The word "nutritious" can be used on a food that contains at least a "source" of one nutrient permitted in the Nutrition Facts table. For more information on "source claims" please refer to How to Use the Claims Tables and Summary Table of Vitamin and Mineral Claims. See Nutrient Function Claims (definition) for the definition of a nutrient.
The word "healthy" refers to the healthy eating patterns recommended by Eating Well with Canada's Food Guide. The use of the word "healthy" on a food that does not meet the recommendations of Canada's Food Guide could be misleading.
It is important to note that the use of the word "nutritious" or "healthy" on foods that are normally exempt from declaring a NFT cause a loss of exemption (see Reasons for Losing the Exemption) [B.01.401 (3)(e)(ii), FDR].
The use of these terms in reference to bulk foods does not trigger any additional information to be declared.
Weight Loss Claims vs.
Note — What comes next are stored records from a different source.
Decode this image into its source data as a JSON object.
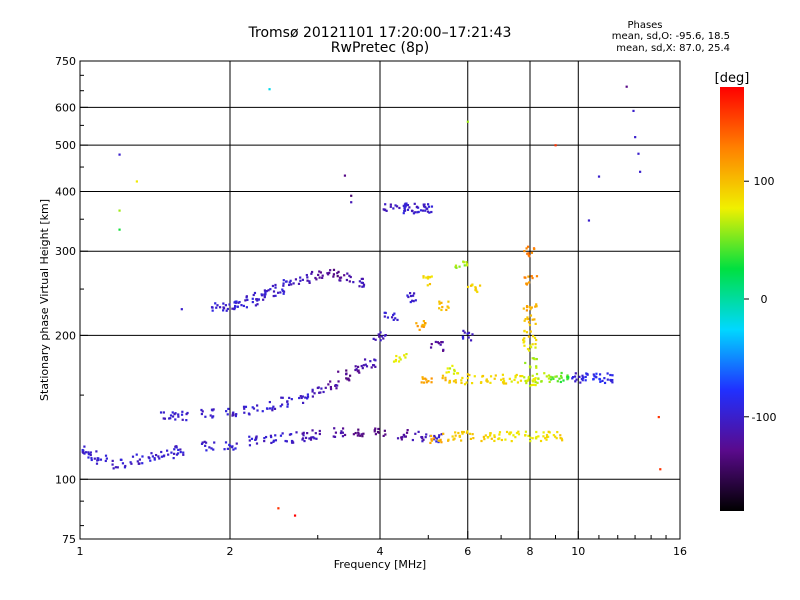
{
  "chart_data": {
    "type": "scatter",
    "title": "Tromsø 20121101 17:20:00–17:21:43",
    "subtitle": "RwPretec (8p)",
    "xlabel": "Frequency [MHz]",
    "ylabel": "Stationary phase Virtual Height [km]",
    "x_scale": "log",
    "y_scale": "log",
    "xlim": [
      1,
      16
    ],
    "ylim": [
      75,
      750
    ],
    "x_ticks": [
      1,
      2,
      4,
      6,
      8,
      10,
      16
    ],
    "y_ticks": [
      75,
      100,
      200,
      300,
      400,
      500,
      600,
      750
    ],
    "grid": true,
    "colorbar": {
      "label": "[deg]",
      "range": [
        -180,
        180
      ],
      "ticks": [
        100,
        0,
        -100
      ],
      "colormap": [
        "#000000",
        "#5a0a8c",
        "#2030ff",
        "#00d8ff",
        "#00e040",
        "#f0f000",
        "#ff8000",
        "#ff0000"
      ]
    },
    "phases": {
      "title": "Phases",
      "o_text": "mean, sd,O: -95.6, 18.5",
      "x_text": "mean, sd,X:  87.0, 25.4"
    },
    "trace_groups": [
      {
        "name": "E/F low trace",
        "x": [
          1.0,
          1.05,
          1.1,
          1.2,
          1.3,
          1.4,
          1.5,
          1.6,
          1.8,
          2.0,
          2.2,
          2.4,
          2.6,
          2.8,
          3.0,
          3.3,
          3.6,
          4.0,
          4.4,
          4.8,
          5.2
        ],
        "y": [
          115,
          112,
          110,
          108,
          110,
          112,
          113,
          115,
          117,
          118,
          120,
          121,
          122,
          123,
          124,
          125,
          125,
          125,
          124,
          123,
          122
        ],
        "phase": [
          -100,
          -100,
          -100,
          -100,
          -100,
          -100,
          -100,
          -100,
          -100,
          -100,
          -100,
          -100,
          -100,
          -110,
          -110,
          -120,
          -130,
          -130,
          -120,
          -110,
          -100
        ]
      },
      {
        "name": "X low trace",
        "x": [
          5.2,
          5.6,
          6.0,
          6.5,
          7.0,
          7.5,
          8.0,
          8.5,
          9.0
        ],
        "y": [
          122,
          123,
          123,
          123,
          123,
          123,
          123,
          123,
          123
        ],
        "phase": [
          110,
          100,
          95,
          90,
          85,
          80,
          80,
          85,
          90
        ]
      },
      {
        "name": "Middle trace",
        "x": [
          1.5,
          1.6,
          1.8,
          2.0,
          2.2,
          2.4,
          2.6,
          2.8,
          3.0,
          3.2,
          3.4,
          3.6,
          3.8
        ],
        "y": [
          135,
          136,
          137,
          138,
          140,
          142,
          145,
          148,
          152,
          158,
          165,
          170,
          175
        ],
        "phase": [
          -100,
          -100,
          -100,
          -100,
          -100,
          -100,
          -100,
          -100,
          -110,
          -120,
          -130,
          -120,
          -110
        ]
      },
      {
        "name": "F2 trace",
        "x": [
          1.9,
          2.0,
          2.1,
          2.2,
          2.3,
          2.4,
          2.5,
          2.6,
          2.8,
          3.0,
          3.2,
          3.4,
          3.6
        ],
        "y": [
          228,
          230,
          233,
          236,
          240,
          245,
          250,
          255,
          262,
          268,
          270,
          265,
          258
        ],
        "phase": [
          -100,
          -100,
          -100,
          -100,
          -100,
          -100,
          -100,
          -100,
          -110,
          -120,
          -130,
          -120,
          -110
        ]
      },
      {
        "name": "Upper F trace",
        "x": [
          4.2,
          4.4,
          4.6,
          4.8,
          5.0
        ],
        "y": [
          368,
          369,
          369,
          368,
          368
        ],
        "phase": [
          -110,
          -100,
          -100,
          -100,
          -100
        ]
      },
      {
        "name": "Dense spread 4-6 MHz",
        "x": [
          4.0,
          4.2,
          4.4,
          4.6,
          4.8,
          5.0,
          5.2,
          5.4,
          5.6,
          5.8,
          6.0,
          6.2
        ],
        "y": [
          200,
          220,
          180,
          240,
          210,
          260,
          190,
          230,
          170,
          280,
          200,
          250
        ],
        "phase": [
          -110,
          -100,
          80,
          -100,
          110,
          90,
          -120,
          100,
          70,
          60,
          -100,
          90
        ]
      },
      {
        "name": "160 km band",
        "x": [
          5.0,
          5.5,
          6.0,
          6.5,
          7.0,
          7.5,
          8.0,
          8.5,
          9.0,
          9.5,
          10.0,
          10.5,
          11.0,
          11.5
        ],
        "y": [
          160,
          161,
          162,
          162,
          162,
          163,
          163,
          163,
          163,
          163,
          163,
          163,
          163,
          163
        ],
        "phase": [
          110,
          100,
          90,
          90,
          85,
          80,
          70,
          60,
          50,
          40,
          -100,
          -90,
          -80,
          -90
        ]
      },
      {
        "name": "8 MHz column",
        "x": [
          8.0,
          8.0,
          8.0,
          8.0,
          8.0,
          8.0,
          8.0,
          8.0
        ],
        "y": [
          160,
          175,
          190,
          200,
          215,
          230,
          260,
          300
        ],
        "phase": [
          70,
          60,
          80,
          90,
          100,
          110,
          120,
          130
        ]
      },
      {
        "name": "Scattered points",
        "x": [
          1.2,
          1.2,
          1.2,
          1.3,
          1.6,
          2.4,
          2.5,
          2.7,
          3.4,
          3.5,
          3.5,
          6.0,
          9.0,
          10.5,
          11.0,
          12.5,
          12.9,
          13.0,
          13.2,
          13.3,
          14.5,
          14.6
        ],
        "y": [
          478,
          365,
          333,
          420,
          227,
          655,
          87,
          84,
          432,
          392,
          380,
          560,
          500,
          348,
          430,
          663,
          590,
          520,
          480,
          440,
          135,
          105
        ],
        "phase": [
          -100,
          60,
          30,
          80,
          -100,
          -20,
          160,
          180,
          -130,
          -140,
          -110,
          60,
          160,
          -100,
          -100,
          -130,
          -100,
          -100,
          -100,
          -100,
          160,
          160
        ]
      }
    ]
  }
}
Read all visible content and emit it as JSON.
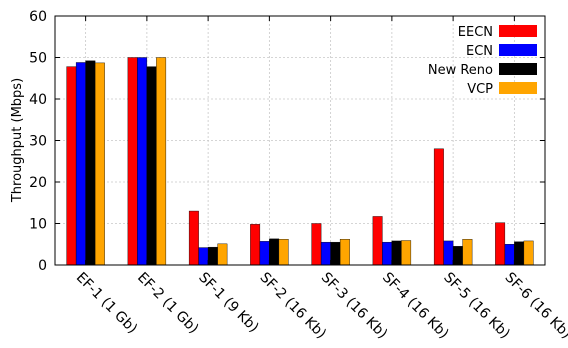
{
  "chart_data": {
    "type": "bar",
    "title": "",
    "xlabel": "",
    "ylabel": "Throughput (Mbps)",
    "ylim": [
      0,
      60
    ],
    "yticks": [
      0,
      10,
      20,
      30,
      40,
      50,
      60
    ],
    "grid": true,
    "legend_position": "top-right",
    "categories": [
      "EF-1 (1 Gb)",
      "EF-2 (1 Gb)",
      "SF-1 (9 Kb)",
      "SF-2 (16 Kb)",
      "SF-3 (16 Kb)",
      "SF-4 (16 Kb)",
      "SF-5 (16 Kb)",
      "SF-6 (16 Kb)"
    ],
    "series": [
      {
        "name": "EECN",
        "color": "#ff0000",
        "values": [
          47.8,
          50.0,
          13.0,
          9.8,
          10.0,
          11.7,
          28.0,
          10.2
        ]
      },
      {
        "name": "ECN",
        "color": "#0000ff",
        "values": [
          48.8,
          50.0,
          4.2,
          5.7,
          5.5,
          5.5,
          5.8,
          5.0
        ]
      },
      {
        "name": "New Reno",
        "color": "#000000",
        "values": [
          49.2,
          47.8,
          4.3,
          6.3,
          5.5,
          5.8,
          4.5,
          5.6
        ]
      },
      {
        "name": "VCP",
        "color": "#ffa500",
        "values": [
          48.7,
          50.0,
          5.1,
          6.2,
          6.2,
          5.9,
          6.2,
          5.8
        ]
      }
    ]
  }
}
Weight Maintenance Claims
As obesity is included in Schedule A of the Food and Drugs Act, foods may not be advertised as a treatment, preventative or cure for this condition.
The only foods allowed to be advertised for use in weight reduction diets are meal replacements, prepackaged meals, foods sold by a weight reduction clinic and foods represented for use in very low energy diets as described under Division 24, FDR [B.24.003, FDR]. See Foods for Special Dietary Use for information on these foods.
There is a distinction between weight loss or reduction claims and weight maintenance claims. Some foods may be represented for use in achieving and maintaining a healthy body weight. Industry can avoid creating a misleading or erroneous impression when making claims about weight maintenance by adhering to the following five conditions;
- The principal display panel of the label of the food and any advertisements for the food carries the statement, "As part of healthy eating, this food may assist in maintaining a healthy body weight because it is... (e.g., "lower in energy than...", "low in fat", "portion controlled", etc.).
- The label displays the Nutrition Facts table (see Nutrition Labelling for the general requirements for declaring the Nutrition Facts table).
- Labels or advertisements may make reference to the statements from Health Canada's Eating Well with Canada's Food Guide, see Health Canada's webpage on General Principles for the Use of Content from Canada's Food Guide Resources in Labelling and Advertising for the use of statements.
- The label, packaging or advertisements do not give the impression that the food is for use in a weight-reduction diet. Requirements regarding foods represented for use in a weight-reduction diet are set out in Division 24, FDA and summarized in Foods for Special Dietary Use.
- Brand and trade names traditionally considered as claims for weight reduction are qualified with the statement "for weight maintenance" next to the brand or trade name on the principal display panel.